Running through the SequenceFile.Sorter.merge with a fine-toothed comb and turning the profiler on it yielded interesting results.
Telling - a reasonably large job we profiled had this characteristic for a reduce which started after all maps had completed:
Note: merge was also active while shuffle was happening...
So folks get the picture...
HADOOP-3365, HADOOP-2095 etc.
2. We really need to tighten the merge code, eliminate copies etc.
HADOOP-2919 did it for the sort, we need something similar for the merge.
1. Eliminate the usage of SequenceFiles completely for intermediate sort/merge. We just need to write (key-length, key, value-length, value)* to a compressed stream. We do not need any of the features provided by the SequenceFile i.e. header, sync etc.
2. Currently the map-side sort writes out index, index.crc, data and data.crc files. This costs 4 seeks per map-reduce pair which is 4*300,000*10,000 assuming a large job with 300k maps and 10k reduces (slightly futuristic).
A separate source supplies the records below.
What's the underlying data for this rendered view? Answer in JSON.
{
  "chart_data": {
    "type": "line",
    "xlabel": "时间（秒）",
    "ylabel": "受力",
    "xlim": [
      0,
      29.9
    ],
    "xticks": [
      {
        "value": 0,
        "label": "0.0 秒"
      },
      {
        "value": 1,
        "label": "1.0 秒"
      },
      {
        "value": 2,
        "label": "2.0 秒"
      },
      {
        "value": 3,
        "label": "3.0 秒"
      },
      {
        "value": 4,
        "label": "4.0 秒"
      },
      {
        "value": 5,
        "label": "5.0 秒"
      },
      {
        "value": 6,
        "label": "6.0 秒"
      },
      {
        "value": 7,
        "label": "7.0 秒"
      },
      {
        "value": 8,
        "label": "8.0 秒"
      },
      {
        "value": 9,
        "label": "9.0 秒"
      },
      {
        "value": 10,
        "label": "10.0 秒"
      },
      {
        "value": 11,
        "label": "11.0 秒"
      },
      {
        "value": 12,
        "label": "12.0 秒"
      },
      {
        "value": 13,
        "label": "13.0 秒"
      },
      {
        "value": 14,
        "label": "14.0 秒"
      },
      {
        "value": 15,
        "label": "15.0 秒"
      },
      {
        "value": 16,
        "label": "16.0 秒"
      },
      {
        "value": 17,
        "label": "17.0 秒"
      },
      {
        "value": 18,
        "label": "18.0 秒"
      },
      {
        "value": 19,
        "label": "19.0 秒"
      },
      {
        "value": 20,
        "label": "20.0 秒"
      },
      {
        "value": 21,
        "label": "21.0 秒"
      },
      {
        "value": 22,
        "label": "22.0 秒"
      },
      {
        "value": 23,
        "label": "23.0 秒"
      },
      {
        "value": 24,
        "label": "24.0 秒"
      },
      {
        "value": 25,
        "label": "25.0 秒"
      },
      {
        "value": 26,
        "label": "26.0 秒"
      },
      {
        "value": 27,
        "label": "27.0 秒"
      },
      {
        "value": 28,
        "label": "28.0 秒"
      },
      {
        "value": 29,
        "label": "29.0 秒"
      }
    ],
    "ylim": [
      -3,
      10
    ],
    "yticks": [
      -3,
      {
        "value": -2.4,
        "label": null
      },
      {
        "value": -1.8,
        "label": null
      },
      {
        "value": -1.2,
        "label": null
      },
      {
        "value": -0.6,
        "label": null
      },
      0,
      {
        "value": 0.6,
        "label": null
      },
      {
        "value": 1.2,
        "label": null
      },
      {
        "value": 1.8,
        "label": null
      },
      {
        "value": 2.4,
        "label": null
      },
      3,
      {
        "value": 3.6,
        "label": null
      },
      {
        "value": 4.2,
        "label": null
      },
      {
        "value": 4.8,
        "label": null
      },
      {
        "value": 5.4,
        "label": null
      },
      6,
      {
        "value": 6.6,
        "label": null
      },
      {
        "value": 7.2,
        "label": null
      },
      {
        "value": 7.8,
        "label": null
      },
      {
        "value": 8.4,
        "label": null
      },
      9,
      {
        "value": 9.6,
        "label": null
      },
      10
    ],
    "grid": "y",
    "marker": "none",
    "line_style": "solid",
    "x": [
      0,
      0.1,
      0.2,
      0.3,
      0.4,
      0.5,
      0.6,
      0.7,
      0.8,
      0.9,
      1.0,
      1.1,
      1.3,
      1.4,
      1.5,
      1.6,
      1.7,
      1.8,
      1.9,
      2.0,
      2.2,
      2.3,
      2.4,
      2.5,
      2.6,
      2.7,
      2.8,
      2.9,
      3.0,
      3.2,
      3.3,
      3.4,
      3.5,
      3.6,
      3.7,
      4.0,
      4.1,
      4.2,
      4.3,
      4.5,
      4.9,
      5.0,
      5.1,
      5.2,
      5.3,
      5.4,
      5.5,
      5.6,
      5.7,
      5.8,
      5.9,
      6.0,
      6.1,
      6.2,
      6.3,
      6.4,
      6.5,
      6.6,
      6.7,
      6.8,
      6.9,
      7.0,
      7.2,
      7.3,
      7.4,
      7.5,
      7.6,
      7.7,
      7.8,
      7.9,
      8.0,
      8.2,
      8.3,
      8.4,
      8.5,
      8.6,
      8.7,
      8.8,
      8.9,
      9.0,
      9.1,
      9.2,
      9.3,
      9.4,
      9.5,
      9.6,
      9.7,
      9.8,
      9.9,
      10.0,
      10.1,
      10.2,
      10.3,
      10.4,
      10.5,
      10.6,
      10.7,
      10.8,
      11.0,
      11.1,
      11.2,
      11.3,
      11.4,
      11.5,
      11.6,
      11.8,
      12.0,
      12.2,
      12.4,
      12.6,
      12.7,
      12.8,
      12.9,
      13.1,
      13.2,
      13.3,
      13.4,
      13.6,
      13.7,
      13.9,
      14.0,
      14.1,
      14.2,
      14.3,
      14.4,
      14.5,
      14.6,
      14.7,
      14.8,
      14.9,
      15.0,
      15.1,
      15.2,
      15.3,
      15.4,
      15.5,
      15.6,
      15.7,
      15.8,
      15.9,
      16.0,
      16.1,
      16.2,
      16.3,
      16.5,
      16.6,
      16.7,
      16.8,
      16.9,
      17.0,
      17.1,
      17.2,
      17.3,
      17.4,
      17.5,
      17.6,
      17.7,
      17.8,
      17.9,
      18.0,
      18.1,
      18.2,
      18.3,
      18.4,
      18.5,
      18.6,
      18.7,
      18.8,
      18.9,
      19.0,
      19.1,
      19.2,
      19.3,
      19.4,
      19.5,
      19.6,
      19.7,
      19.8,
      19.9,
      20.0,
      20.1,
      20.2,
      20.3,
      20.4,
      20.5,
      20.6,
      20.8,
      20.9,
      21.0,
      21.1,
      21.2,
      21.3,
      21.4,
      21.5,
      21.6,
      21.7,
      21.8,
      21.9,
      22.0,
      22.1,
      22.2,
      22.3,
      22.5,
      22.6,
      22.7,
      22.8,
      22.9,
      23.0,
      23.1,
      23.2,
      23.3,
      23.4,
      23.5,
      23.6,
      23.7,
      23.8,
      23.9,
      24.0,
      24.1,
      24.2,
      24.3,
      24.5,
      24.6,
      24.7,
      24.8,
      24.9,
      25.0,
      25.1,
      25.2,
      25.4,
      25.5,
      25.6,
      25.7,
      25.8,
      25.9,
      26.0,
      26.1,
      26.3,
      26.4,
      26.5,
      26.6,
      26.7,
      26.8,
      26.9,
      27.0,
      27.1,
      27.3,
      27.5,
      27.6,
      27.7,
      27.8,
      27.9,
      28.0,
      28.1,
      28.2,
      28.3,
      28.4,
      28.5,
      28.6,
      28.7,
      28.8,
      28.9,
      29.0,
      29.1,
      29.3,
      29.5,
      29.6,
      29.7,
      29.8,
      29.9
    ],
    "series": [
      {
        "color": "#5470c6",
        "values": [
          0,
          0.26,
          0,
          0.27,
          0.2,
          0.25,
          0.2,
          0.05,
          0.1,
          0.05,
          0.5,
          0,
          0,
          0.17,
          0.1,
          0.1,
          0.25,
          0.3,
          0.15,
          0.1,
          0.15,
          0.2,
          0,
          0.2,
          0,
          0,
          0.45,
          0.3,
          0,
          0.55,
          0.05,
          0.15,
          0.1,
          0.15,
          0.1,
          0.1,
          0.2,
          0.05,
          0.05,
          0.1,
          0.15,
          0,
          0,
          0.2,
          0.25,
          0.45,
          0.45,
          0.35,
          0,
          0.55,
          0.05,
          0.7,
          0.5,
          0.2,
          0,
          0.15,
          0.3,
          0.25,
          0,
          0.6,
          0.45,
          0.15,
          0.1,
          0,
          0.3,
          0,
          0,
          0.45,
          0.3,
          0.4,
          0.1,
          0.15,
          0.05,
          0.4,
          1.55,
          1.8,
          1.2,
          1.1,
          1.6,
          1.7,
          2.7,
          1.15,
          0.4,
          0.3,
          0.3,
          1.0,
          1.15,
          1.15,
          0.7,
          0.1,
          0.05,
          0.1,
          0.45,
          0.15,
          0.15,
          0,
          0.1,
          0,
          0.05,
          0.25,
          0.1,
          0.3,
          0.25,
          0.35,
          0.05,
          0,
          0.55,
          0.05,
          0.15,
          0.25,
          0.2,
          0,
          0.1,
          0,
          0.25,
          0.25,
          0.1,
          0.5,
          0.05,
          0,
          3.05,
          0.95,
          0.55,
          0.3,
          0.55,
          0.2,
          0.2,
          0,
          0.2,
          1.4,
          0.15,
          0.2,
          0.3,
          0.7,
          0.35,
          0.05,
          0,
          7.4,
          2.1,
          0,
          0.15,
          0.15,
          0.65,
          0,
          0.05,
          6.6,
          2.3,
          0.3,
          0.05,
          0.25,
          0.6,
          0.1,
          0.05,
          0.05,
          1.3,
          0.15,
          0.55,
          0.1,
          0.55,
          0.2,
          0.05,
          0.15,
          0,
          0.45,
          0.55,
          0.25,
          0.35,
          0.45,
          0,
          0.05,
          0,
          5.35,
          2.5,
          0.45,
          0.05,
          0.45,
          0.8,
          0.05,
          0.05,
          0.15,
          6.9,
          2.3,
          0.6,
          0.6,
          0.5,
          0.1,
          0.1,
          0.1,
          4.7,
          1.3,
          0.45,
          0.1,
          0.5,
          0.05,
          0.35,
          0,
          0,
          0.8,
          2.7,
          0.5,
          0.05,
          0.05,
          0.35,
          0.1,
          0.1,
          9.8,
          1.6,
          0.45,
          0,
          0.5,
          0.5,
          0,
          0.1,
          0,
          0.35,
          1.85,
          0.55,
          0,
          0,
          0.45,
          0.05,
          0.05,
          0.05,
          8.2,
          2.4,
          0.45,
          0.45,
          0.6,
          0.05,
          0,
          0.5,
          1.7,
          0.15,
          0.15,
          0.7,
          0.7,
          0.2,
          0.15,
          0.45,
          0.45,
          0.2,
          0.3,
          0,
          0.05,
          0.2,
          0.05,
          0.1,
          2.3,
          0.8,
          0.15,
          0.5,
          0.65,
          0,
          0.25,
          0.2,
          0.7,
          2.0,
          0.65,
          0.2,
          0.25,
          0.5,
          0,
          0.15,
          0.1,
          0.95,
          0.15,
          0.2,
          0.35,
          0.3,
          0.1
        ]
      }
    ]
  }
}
We could do much better by putting the crc at the end of the data file, and crc for each record in the index, cuts down seeks by 50%. Potentially we could keep the index in-memory at the TaskTracker for currently running jobs, a future optimization.
3. At the reducer, decompress the (key-length, key, value-length, value)*, check crc (flag error if necessary) and keep it.
4. Throw away RamFS, implement a simple manager who returns byte-arrays of a given size (i.e. decompressed shuffle split) until it runs out of the amount of memory available.
5. Copy the shuffled data into the byte-array and merge with other byte-arrays, write merged data to disk after compressing it.
6. Now use raw-comparators on the data in the byte-arrays for optimized compares.
This will be a reasonable first-step, measure more and optimize later.